Aylardır Türkiye’de seçimle yattık, seçimle kalktık.
Nihayetinde seçimleri kavgasız, gürültüsüz, demokrasiye yakışır şekilde tamamladık.
Görev alanlara kolaylıklar diliyoruz, görev alamayanlara da.
Farkında mısınız bilemiyorum ama bugün 30 Mayıs!
Dışarıda günlerdir kapalı olan hava, arada bir yağmur yağdıran hava, geceleri ise oldukça serin olan bir hava var.
Seçimin yoğunluğuna daldığımızdan olsa gerek denizi düşünen, yüzmeyi düşünen, sıcaklığı düşünen, yazı düşünen kimse olmamış gibi.
Türkiye’deki seçim atmosferine istediğiniz kadar kafasını daldırın ve çıkartmayın dünya genelinde hiç de alışık olmadığımız mevsimler değişimleri yaşadığımızı atlıyoruz.
Mayıs ayına girdiğimizde eskiler bilir, tatil planları yapılır, yazlığı olan yavaş yavaş yazlığına taşınır, günübirlik denize gidenler okullar bir an önce kapansa da günübirlik işkencesinden kurtulup, ağız tadıyla uzun bir tatil yapsak diye gün sayarlardı.
Dünya’da iklim krizi denilen şey, iklim bakanlığını seviyesinde birçok ülkede üst yönetim birimleri oluşturarak bu konuya dikkatini verse de, bütün dünya ülkeleri çevresel faktörlerin kötüye gitmesine bağlı olarak iklimlerin değişmesinden dolayı yaşanan sıkıntıların çözümünü bulmaya çalışsa da, dünya her geçen yıl yaşanmaz değil, nasıl yaşanılır bilinmez bir hale geliyor.
Hepimizin gelip geçici olduğu dünyada en çok düşündüğümüz ise tabi ki gittiğimizde arkamızda bıraktığımız çocuklarımızın, onların çocuklarının yaşayabileceği bir dünya bırakmak.
Dünyayı yok etmeye betonlaşmayla önce toprağı ve toprağın üstündekileri yok ederek başladık.
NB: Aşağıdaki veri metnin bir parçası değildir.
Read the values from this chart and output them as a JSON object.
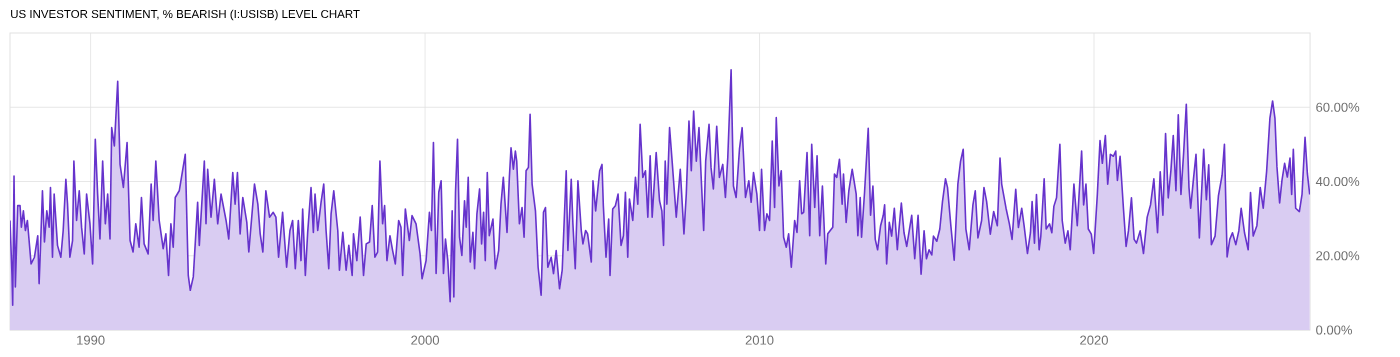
{
  "chart_data": {
    "type": "area",
    "title": "US INVESTOR SENTIMENT, % BEARISH (I:USISB) LEVEL CHART",
    "xlim": [
      1987.59,
      2026.46
    ],
    "xticks": [
      1990,
      2000,
      2010,
      2020
    ],
    "ylim": [
      0,
      80
    ],
    "yticks": [
      {
        "value": 0,
        "label": "0.00%"
      },
      {
        "value": 20,
        "label": "20.00%"
      },
      {
        "value": 40,
        "label": "40.00%"
      },
      {
        "value": 60,
        "label": "60.00%"
      }
    ],
    "grid": true,
    "series": [
      {
        "color": "#6633cc",
        "x": [
          1987.59,
          1987.65,
          1987.67,
          1987.71,
          1987.75,
          1987.82,
          1987.89,
          1987.93,
          1987.99,
          1988.05,
          1988.11,
          1988.22,
          1988.32,
          1988.42,
          1988.46,
          1988.5,
          1988.56,
          1988.62,
          1988.69,
          1988.76,
          1988.8,
          1988.86,
          1988.91,
          1989.01,
          1989.11,
          1989.18,
          1989.26,
          1989.31,
          1989.38,
          1989.46,
          1989.5,
          1989.58,
          1989.66,
          1989.73,
          1989.81,
          1989.88,
          1989.98,
          1990.06,
          1990.14,
          1990.21,
          1990.28,
          1990.36,
          1990.44,
          1990.51,
          1990.58,
          1990.63,
          1990.71,
          1990.81,
          1990.88,
          1990.98,
          1991.09,
          1991.18,
          1991.27,
          1991.35,
          1991.45,
          1991.52,
          1991.6,
          1991.72,
          1991.81,
          1991.87,
          1991.95,
          1992.05,
          1992.17,
          1992.25,
          1992.33,
          1992.4,
          1992.47,
          1992.53,
          1992.65,
          1992.75,
          1992.83,
          1992.92,
          1992.98,
          1993.07,
          1993.2,
          1993.25,
          1993.4,
          1993.45,
          1993.5,
          1993.6,
          1993.7,
          1993.8,
          1993.9,
          1994.05,
          1994.13,
          1994.25,
          1994.32,
          1994.39,
          1994.47,
          1994.55,
          1994.67,
          1994.73,
          1994.9,
          1995.0,
          1995.07,
          1995.15,
          1995.24,
          1995.35,
          1995.46,
          1995.54,
          1995.62,
          1995.74,
          1995.86,
          1995.96,
          1996.04,
          1996.12,
          1996.21,
          1996.29,
          1996.34,
          1996.42,
          1996.49,
          1996.59,
          1996.66,
          1996.71,
          1996.79,
          1996.89,
          1996.97,
          1997.04,
          1997.12,
          1997.19,
          1997.27,
          1997.39,
          1997.44,
          1997.54,
          1997.64,
          1997.72,
          1997.82,
          1997.86,
          1997.96,
          1998.06,
          1998.16,
          1998.24,
          1998.34,
          1998.42,
          1998.5,
          1998.58,
          1998.65,
          1998.73,
          1998.79,
          1998.86,
          1998.95,
          1999.03,
          1999.11,
          1999.21,
          1999.28,
          1999.33,
          1999.41,
          1999.53,
          1999.61,
          1999.73,
          1999.85,
          1999.91,
          2000.03,
          2000.13,
          2000.19,
          2000.25,
          2000.33,
          2000.41,
          2000.48,
          2000.55,
          2000.61,
          2000.68,
          2000.75,
          2000.81,
          2000.86,
          2000.91,
          2000.97,
          2001.03,
          2001.1,
          2001.18,
          2001.23,
          2001.29,
          2001.35,
          2001.43,
          2001.48,
          2001.55,
          2001.63,
          2001.69,
          2001.75,
          2001.8,
          2001.86,
          2001.92,
          2002.03,
          2002.1,
          2002.2,
          2002.27,
          2002.34,
          2002.45,
          2002.52,
          2002.57,
          2002.64,
          2002.7,
          2002.74,
          2002.82,
          2002.9,
          2002.96,
          2003.02,
          2003.09,
          2003.14,
          2003.2,
          2003.3,
          2003.38,
          2003.47,
          2003.54,
          2003.6,
          2003.67,
          2003.77,
          2003.84,
          2003.92,
          2004.02,
          2004.1,
          2004.17,
          2004.22,
          2004.27,
          2004.37,
          2004.42,
          2004.49,
          2004.57,
          2004.67,
          2004.72,
          2004.8,
          2004.86,
          2004.97,
          2005.02,
          2005.1,
          2005.22,
          2005.29,
          2005.33,
          2005.41,
          2005.49,
          2005.53,
          2005.61,
          2005.69,
          2005.77,
          2005.86,
          2005.93,
          2005.99,
          2006.06,
          2006.11,
          2006.21,
          2006.29,
          2006.36,
          2006.43,
          2006.51,
          2006.59,
          2006.66,
          2006.73,
          2006.79,
          2006.91,
          2007.01,
          2007.08,
          2007.13,
          2007.18,
          2007.23,
          2007.31,
          2007.39,
          2007.51,
          2007.63,
          2007.74,
          2007.81,
          2007.89,
          2007.96,
          2008.03,
          2008.11,
          2008.19,
          2008.26,
          2008.33,
          2008.39,
          2008.49,
          2008.55,
          2008.62,
          2008.72,
          2008.8,
          2008.9,
          2008.98,
          2009.05,
          2009.15,
          2009.22,
          2009.3,
          2009.4,
          2009.48,
          2009.58,
          2009.68,
          2009.75,
          2009.82,
          2009.92,
          2010.0,
          2010.06,
          2010.15,
          2010.22,
          2010.3,
          2010.38,
          2010.45,
          2010.5,
          2010.58,
          2010.65,
          2010.72,
          2010.8,
          2010.87,
          2010.95,
          2011.05,
          2011.12,
          2011.2,
          2011.26,
          2011.32,
          2011.42,
          2011.5,
          2011.56,
          2011.65,
          2011.72,
          2011.8,
          2011.88,
          2011.98,
          2012.04,
          2012.19,
          2012.24,
          2012.31,
          2012.39,
          2012.47,
          2012.51,
          2012.59,
          2012.67,
          2012.77,
          2012.89,
          2012.94,
          2013.01,
          2013.05,
          2013.14,
          2013.25,
          2013.32,
          2013.39,
          2013.46,
          2013.53,
          2013.62,
          2013.7,
          2013.74,
          2013.8,
          2013.88,
          2013.95,
          2014.03,
          2014.12,
          2014.16,
          2014.24,
          2014.32,
          2014.4,
          2014.55,
          2014.64,
          2014.74,
          2014.83,
          2014.92,
          2014.99,
          2015.07,
          2015.15,
          2015.2,
          2015.3,
          2015.39,
          2015.47,
          2015.56,
          2015.62,
          2015.72,
          2015.82,
          2015.93,
          2016.01,
          2016.09,
          2016.17,
          2016.27,
          2016.38,
          2016.45,
          2016.53,
          2016.64,
          2016.71,
          2016.79,
          2016.9,
          2017.0,
          2017.11,
          2017.19,
          2017.24,
          2017.37,
          2017.47,
          2017.55,
          2017.66,
          2017.74,
          2017.84,
          2017.91,
          2018.01,
          2018.1,
          2018.15,
          2018.22,
          2018.28,
          2018.36,
          2018.41,
          2018.51,
          2018.57,
          2018.67,
          2018.74,
          2018.8,
          2018.88,
          2018.98,
          2019.05,
          2019.14,
          2019.22,
          2019.29,
          2019.4,
          2019.5,
          2019.63,
          2019.69,
          2019.76,
          2019.83,
          2019.92,
          2019.99,
          2020.1,
          2020.18,
          2020.25,
          2020.34,
          2020.41,
          2020.49,
          2020.58,
          2020.65,
          2020.7,
          2020.78,
          2020.88,
          2020.96,
          2021.03,
          2021.12,
          2021.2,
          2021.27,
          2021.38,
          2021.48,
          2021.59,
          2021.69,
          2021.79,
          2021.9,
          2021.98,
          2022.06,
          2022.14,
          2022.22,
          2022.3,
          2022.37,
          2022.45,
          2022.52,
          2022.6,
          2022.68,
          2022.76,
          2022.84,
          2022.89,
          2022.97,
          2023.05,
          2023.15,
          2023.28,
          2023.36,
          2023.43,
          2023.51,
          2023.62,
          2023.72,
          2023.83,
          2023.9,
          2023.98,
          2024.06,
          2024.14,
          2024.24,
          2024.33,
          2024.4,
          2024.5,
          2024.61,
          2024.68,
          2024.76,
          2024.87,
          2024.97,
          2025.06,
          2025.16,
          2025.26,
          2025.34,
          2025.41,
          2025.47,
          2025.55,
          2025.62,
          2025.7,
          2025.78,
          2025.86,
          2025.91,
          2025.96,
          2026.03,
          2026.14,
          2026.22,
          2026.31,
          2026.38,
          2026.45
        ],
        "values": [
          29.5,
          14.7,
          6.7,
          41.5,
          11.6,
          33.5,
          33.5,
          27.7,
          32.1,
          26.8,
          29.5,
          17.8,
          19.6,
          25.4,
          12.5,
          21.9,
          37.5,
          23.7,
          32.1,
          27.7,
          38.4,
          19.6,
          36.6,
          22.8,
          19.6,
          26.8,
          40.6,
          33.9,
          19.6,
          24.1,
          45.5,
          29.5,
          37.5,
          27.7,
          20.5,
          36.6,
          28.6,
          17.8,
          51.4,
          36.6,
          24.5,
          45.5,
          28.6,
          36.6,
          24.5,
          54.5,
          49.6,
          67.0,
          44.6,
          38.4,
          50.5,
          24.1,
          21.0,
          28.6,
          22.3,
          35.7,
          23.2,
          20.5,
          39.3,
          29.5,
          45.5,
          29.5,
          21.9,
          25.9,
          14.7,
          28.6,
          22.3,
          35.7,
          37.5,
          42.9,
          47.3,
          14.7,
          10.7,
          14.3,
          34.4,
          22.8,
          45.5,
          28.6,
          43.3,
          30.4,
          40.6,
          28.6,
          36.6,
          29.5,
          24.5,
          42.4,
          33.9,
          42.4,
          25.9,
          35.7,
          29.0,
          21.0,
          39.3,
          33.9,
          25.9,
          21.0,
          37.5,
          30.4,
          31.7,
          30.4,
          19.6,
          31.7,
          16.9,
          26.8,
          29.5,
          16.5,
          29.5,
          18.7,
          32.6,
          14.7,
          26.3,
          38.4,
          26.3,
          36.6,
          26.8,
          34.4,
          39.3,
          26.8,
          16.5,
          31.3,
          37.5,
          26.8,
          16.1,
          26.3,
          16.1,
          22.8,
          14.7,
          25.9,
          18.7,
          30.4,
          14.7,
          23.2,
          23.7,
          33.5,
          19.6,
          21.0,
          45.5,
          28.6,
          33.5,
          18.7,
          25.4,
          21.4,
          17.8,
          29.5,
          27.7,
          14.7,
          32.6,
          24.1,
          30.8,
          28.6,
          20.5,
          13.8,
          18.7,
          31.7,
          26.8,
          50.5,
          15.2,
          37.1,
          40.2,
          15.2,
          24.5,
          18.7,
          7.6,
          32.1,
          8.9,
          37.1,
          51.4,
          25.0,
          20.1,
          34.8,
          27.7,
          41.1,
          18.3,
          26.3,
          16.5,
          31.3,
          38.0,
          23.2,
          31.7,
          18.7,
          42.4,
          25.4,
          29.9,
          16.5,
          21.4,
          33.9,
          41.1,
          26.3,
          41.1,
          49.1,
          43.3,
          48.2,
          45.5,
          28.6,
          33.0,
          25.0,
          42.9,
          43.8,
          58.1,
          39.3,
          32.1,
          16.9,
          9.4,
          31.7,
          33.0,
          16.9,
          19.6,
          15.2,
          21.4,
          11.1,
          16.1,
          31.7,
          42.9,
          21.4,
          40.6,
          28.6,
          16.5,
          40.2,
          26.8,
          23.2,
          26.8,
          25.9,
          18.3,
          40.2,
          32.1,
          42.9,
          44.6,
          33.5,
          19.6,
          29.9,
          14.7,
          32.6,
          33.5,
          36.6,
          22.8,
          25.4,
          37.1,
          19.6,
          35.3,
          29.5,
          41.1,
          33.9,
          55.4,
          41.1,
          42.9,
          30.4,
          46.9,
          30.4,
          47.8,
          34.8,
          32.1,
          22.8,
          45.5,
          33.9,
          54.5,
          45.1,
          30.4,
          43.3,
          25.9,
          36.6,
          56.3,
          42.9,
          59.0,
          45.5,
          54.5,
          40.2,
          26.8,
          45.5,
          55.4,
          43.8,
          38.0,
          54.9,
          41.1,
          44.6,
          35.7,
          46.4,
          70.1,
          38.8,
          35.7,
          48.7,
          54.5,
          35.7,
          40.2,
          34.4,
          42.4,
          36.6,
          26.8,
          43.3,
          26.8,
          31.3,
          29.5,
          50.9,
          33.0,
          57.2,
          38.8,
          42.9,
          25.0,
          22.3,
          25.9,
          16.9,
          29.5,
          26.3,
          40.2,
          31.3,
          31.7,
          47.8,
          25.4,
          50.0,
          33.0,
          46.9,
          25.4,
          38.8,
          17.8,
          25.9,
          27.7,
          42.0,
          41.1,
          46.0,
          33.9,
          42.0,
          29.0,
          37.5,
          43.3,
          36.6,
          25.4,
          35.7,
          25.0,
          37.1,
          54.3,
          30.9,
          38.8,
          24.4,
          21.6,
          28.1,
          30.9,
          33.7,
          17.8,
          29.0,
          25.3,
          32.8,
          21.6,
          26.2,
          34.2,
          26.2,
          22.5,
          30.9,
          19.2,
          30.9,
          15.0,
          26.7,
          19.2,
          21.6,
          20.2,
          25.3,
          23.9,
          27.2,
          34.6,
          40.7,
          38.4,
          28.1,
          18.8,
          39.3,
          45.4,
          48.7,
          27.2,
          21.6,
          33.7,
          37.5,
          24.8,
          29.5,
          38.4,
          34.6,
          25.8,
          31.9,
          28.1,
          46.3,
          39.3,
          32.8,
          28.6,
          24.4,
          37.9,
          27.6,
          32.8,
          28.1,
          20.6,
          26.2,
          34.6,
          23.4,
          36.5,
          21.6,
          25.3,
          40.7,
          27.2,
          28.6,
          26.2,
          33.3,
          35.6,
          50.0,
          29.5,
          23.4,
          26.7,
          21.6,
          39.3,
          28.1,
          48.2,
          33.7,
          39.3,
          27.2,
          25.8,
          20.6,
          36.5,
          51.0,
          44.9,
          52.4,
          39.3,
          47.3,
          46.8,
          48.2,
          40.3,
          46.8,
          32.8,
          22.5,
          26.7,
          35.6,
          24.4,
          23.4,
          26.7,
          20.6,
          30.4,
          33.7,
          40.7,
          26.2,
          42.6,
          30.9,
          52.9,
          35.6,
          43.0,
          52.4,
          37.5,
          58.0,
          36.5,
          47.7,
          60.8,
          38.4,
          32.8,
          40.3,
          47.3,
          24.8,
          48.7,
          35.1,
          44.5,
          23.0,
          25.3,
          36.1,
          41.7,
          50.0,
          19.7,
          24.4,
          26.2,
          23.0,
          26.7,
          32.8,
          26.2,
          21.6,
          37.0,
          25.3,
          28.1,
          38.4,
          32.8,
          42.6,
          57.1,
          61.7,
          57.1,
          44.0,
          34.2,
          40.3,
          44.9,
          41.2,
          46.3,
          36.5,
          48.7,
          32.8,
          31.9,
          36.5,
          51.9,
          42.1,
          36.5
        ]
      }
    ]
  }
}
Sonra ikinci temel ihtiyacımız olan suyun doğal haline yitirmesine neden olup, doğal su yapma çalışmalarına girdik.
Daha sonra olmazsa olmazımın havayı kirletince de nefes olabilmek için toprağa yeniden hayat vermeye, suyu tutmaya, doğallık vermeye çalıştık.
Ama neticesi ortada!
30 Mayıs’tayız ve ayağını denize sokandan vazgeçtik, denizin kenarında hava almaya gidebilen insan sayısı bile azaldı.
Enerji bir şekilde bulunur, para bir şekilde bulunur, neşe bir şekilde bulunur ama yok olan dünya bir şekilde bulunmaz.
Kırdığımız, döktüğümüz, parçaladığımız, bombaladığımız, yok ettiğimiz, beton yığınına çevirdiğimiz dünya hepimizin içinde bulunduğu gemi!
Dünya batarsa bütün insanlık ölür!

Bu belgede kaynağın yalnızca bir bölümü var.